When it comes to marking, it can be so tempting to throw the papers in the air and pretend you’ve gone on vacation to some tropical island where work is a thing of the past… however, that’s not possible and you’ve got to march on. Sometimes marking is a breeze and sometimes it can be tougher than that steak your hot tinder date promised would be something Gordon Ramsay would approve of despite the fact it had the same consistency of an old shoe.
Giving your students constructive feedback while marking is vital to giving them the best opportunity to learn from their mistakes and encourage them when they’re correct. Here are a few tips to help you out:
- Prepare your students.
To reduce the anxiety that comes with getting feedback as well as the apprehension around the process, explain your grading criteria. Consider showing students a sample of answers, or have them respond to a sample question in class.
- State clearly what you expect from your students.
This might be problem solving. Or it might be stating and substantiating a thesis or statement. There should be no doubt as to what you want. Often you will here students asking other students what they did because they weren’t sure as to what was required.
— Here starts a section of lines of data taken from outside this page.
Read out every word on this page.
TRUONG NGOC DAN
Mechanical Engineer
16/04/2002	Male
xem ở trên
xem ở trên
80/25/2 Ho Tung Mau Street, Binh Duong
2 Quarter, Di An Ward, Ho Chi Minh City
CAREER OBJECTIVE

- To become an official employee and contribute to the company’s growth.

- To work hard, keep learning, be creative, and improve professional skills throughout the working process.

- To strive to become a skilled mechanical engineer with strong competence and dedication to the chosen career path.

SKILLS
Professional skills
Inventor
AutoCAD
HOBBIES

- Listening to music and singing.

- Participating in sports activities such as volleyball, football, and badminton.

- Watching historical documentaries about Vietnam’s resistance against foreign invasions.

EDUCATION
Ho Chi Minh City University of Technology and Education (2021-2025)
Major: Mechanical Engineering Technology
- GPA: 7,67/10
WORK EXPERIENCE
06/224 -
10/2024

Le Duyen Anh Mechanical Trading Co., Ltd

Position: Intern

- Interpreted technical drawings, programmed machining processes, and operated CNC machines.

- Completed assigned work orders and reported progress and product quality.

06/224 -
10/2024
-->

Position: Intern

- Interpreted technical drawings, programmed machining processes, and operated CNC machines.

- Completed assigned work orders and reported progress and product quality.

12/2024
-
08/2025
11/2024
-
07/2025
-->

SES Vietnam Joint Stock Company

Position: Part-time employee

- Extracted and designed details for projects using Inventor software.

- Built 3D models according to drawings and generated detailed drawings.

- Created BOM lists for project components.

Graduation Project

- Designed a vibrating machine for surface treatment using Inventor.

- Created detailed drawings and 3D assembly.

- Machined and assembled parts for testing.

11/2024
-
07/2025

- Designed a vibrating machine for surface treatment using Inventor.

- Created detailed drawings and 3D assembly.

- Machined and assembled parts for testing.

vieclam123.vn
- Briefly describe what constitutes “A+” work and what is considered average or a fail.
Make your expectations clear.
- Model how you would approach a question or solve a problem.
Or better yet ask the students to do this.
- Identify likely problems in advance.
These might include: Poorly crafted thesis statements; stating facts rather than advancing an argument; using vague, imprecise terms; rambling; writing in the passive voice.
- Following the exam, identify problems that cropped up repeatedly.
Suggest strategies that students might adopt to deal with these problems.
A big thing to remember is not to be too harsh and be open to discussing your marking with students. Don’t confuse your students with vague feedback and make sure you aren’t too harsh. Encourage students to ask questions as much as possible when you return graded assignments. As an educator, your job is to guide students to success and they need to realise you aren’t there to tear them down intentionally but rather to help them learn from mistakes.